The grey bars show net migration to and from London. That is how many people
have moved to London, minus how many people have moved away. This is for both
domestic and international migration. It shows that in 2014/15 there was a net inflow
of just under 60,000 people to London. The last time there was a net in ow this
large was in 2010/11, when it was just over 60,000. The following year there was a significant drop to below 20,000. However the net migration inflow has increased
every year since.
The yellow and orange lines show domestic migration, that is migration to and from
other parts of the UK. For all years since 2004/05 more people have moved from
London to other parts of the UK than the other way round. In 2014/15 domestic
emigration was at a peak of 280,000. This is markedly higher than the low of 240,000
in 2008/09. Domestic immigration has remained relatively steady since 2004/05; in
2014/15 it was 210,000.
The blue lines show international migration. In 2014/15 international immigration was
at a peak of 220,000. International immigration remained relatively constant from
2004/05 onwards, at around the 200,000 mark, it then fell significantly for two years
in a row in 2011/12 and 2012/13, to 170,000. Since then it has increased to a 10-year high in 2014/15.

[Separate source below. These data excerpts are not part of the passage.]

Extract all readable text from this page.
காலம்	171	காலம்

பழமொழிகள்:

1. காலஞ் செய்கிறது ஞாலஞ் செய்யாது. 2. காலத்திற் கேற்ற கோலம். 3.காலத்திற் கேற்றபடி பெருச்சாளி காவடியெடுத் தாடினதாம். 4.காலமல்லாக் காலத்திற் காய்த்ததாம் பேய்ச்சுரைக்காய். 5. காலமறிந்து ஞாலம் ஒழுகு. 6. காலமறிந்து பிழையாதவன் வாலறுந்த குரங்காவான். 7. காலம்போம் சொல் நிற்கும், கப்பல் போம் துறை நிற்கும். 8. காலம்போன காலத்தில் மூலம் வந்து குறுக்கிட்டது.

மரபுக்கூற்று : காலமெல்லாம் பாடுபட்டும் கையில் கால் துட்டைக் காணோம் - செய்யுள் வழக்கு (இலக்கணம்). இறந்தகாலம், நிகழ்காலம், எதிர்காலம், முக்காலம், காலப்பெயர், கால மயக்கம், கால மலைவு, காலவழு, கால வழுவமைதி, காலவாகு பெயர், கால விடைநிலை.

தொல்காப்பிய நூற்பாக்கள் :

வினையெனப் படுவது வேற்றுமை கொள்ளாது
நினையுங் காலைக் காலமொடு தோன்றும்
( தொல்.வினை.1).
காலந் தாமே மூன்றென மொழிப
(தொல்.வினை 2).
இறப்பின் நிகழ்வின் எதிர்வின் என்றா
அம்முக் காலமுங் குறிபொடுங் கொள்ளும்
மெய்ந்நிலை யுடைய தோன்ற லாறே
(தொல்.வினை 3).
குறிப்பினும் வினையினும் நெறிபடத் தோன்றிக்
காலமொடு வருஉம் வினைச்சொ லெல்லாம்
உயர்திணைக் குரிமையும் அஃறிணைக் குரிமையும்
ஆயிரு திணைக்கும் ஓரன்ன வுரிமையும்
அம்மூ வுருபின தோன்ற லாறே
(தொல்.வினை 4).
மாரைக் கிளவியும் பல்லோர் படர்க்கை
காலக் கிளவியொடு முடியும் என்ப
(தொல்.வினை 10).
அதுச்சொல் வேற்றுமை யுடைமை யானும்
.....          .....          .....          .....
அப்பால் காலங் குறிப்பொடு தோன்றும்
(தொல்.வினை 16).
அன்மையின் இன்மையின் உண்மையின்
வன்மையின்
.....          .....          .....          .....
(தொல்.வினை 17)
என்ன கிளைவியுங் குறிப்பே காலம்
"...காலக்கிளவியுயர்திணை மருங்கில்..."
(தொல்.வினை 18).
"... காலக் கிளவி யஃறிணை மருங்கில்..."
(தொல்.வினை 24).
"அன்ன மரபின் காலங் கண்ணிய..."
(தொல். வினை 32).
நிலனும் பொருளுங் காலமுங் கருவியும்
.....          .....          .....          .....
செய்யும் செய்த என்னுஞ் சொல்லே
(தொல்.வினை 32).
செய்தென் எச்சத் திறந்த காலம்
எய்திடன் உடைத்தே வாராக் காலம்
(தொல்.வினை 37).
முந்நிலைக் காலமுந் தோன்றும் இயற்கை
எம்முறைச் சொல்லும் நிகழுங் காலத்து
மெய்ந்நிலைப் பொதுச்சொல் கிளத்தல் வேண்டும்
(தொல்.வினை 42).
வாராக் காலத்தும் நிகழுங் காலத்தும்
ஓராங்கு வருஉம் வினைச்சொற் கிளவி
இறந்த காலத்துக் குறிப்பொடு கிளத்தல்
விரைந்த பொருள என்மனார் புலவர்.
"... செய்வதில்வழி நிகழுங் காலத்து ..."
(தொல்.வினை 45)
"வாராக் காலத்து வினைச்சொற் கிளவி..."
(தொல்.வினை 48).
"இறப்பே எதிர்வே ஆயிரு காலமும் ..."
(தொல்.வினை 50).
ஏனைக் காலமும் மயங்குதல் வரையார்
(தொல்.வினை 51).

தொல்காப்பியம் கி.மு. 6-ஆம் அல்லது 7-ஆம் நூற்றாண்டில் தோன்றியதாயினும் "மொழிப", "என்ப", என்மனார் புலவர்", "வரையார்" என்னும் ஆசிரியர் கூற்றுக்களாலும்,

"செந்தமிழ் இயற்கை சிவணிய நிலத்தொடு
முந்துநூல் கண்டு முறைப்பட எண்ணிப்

International emigration has been significantly lower than international immigration
since 2004/05. In 2014/15 it was at a 10-year low of 90,000, 30,000 below the peak
of 120,000 in 2009/10.
The population of London has increased much more than these numbers suggest,
which shows that the main driver of London’s population growth in the last decade
has been the number of births being higher than the number of deaths, rather than
the number of people moving in being higher than those moving out. Net migration figures account for slightly more than a quarter (27%) of London’s population growth.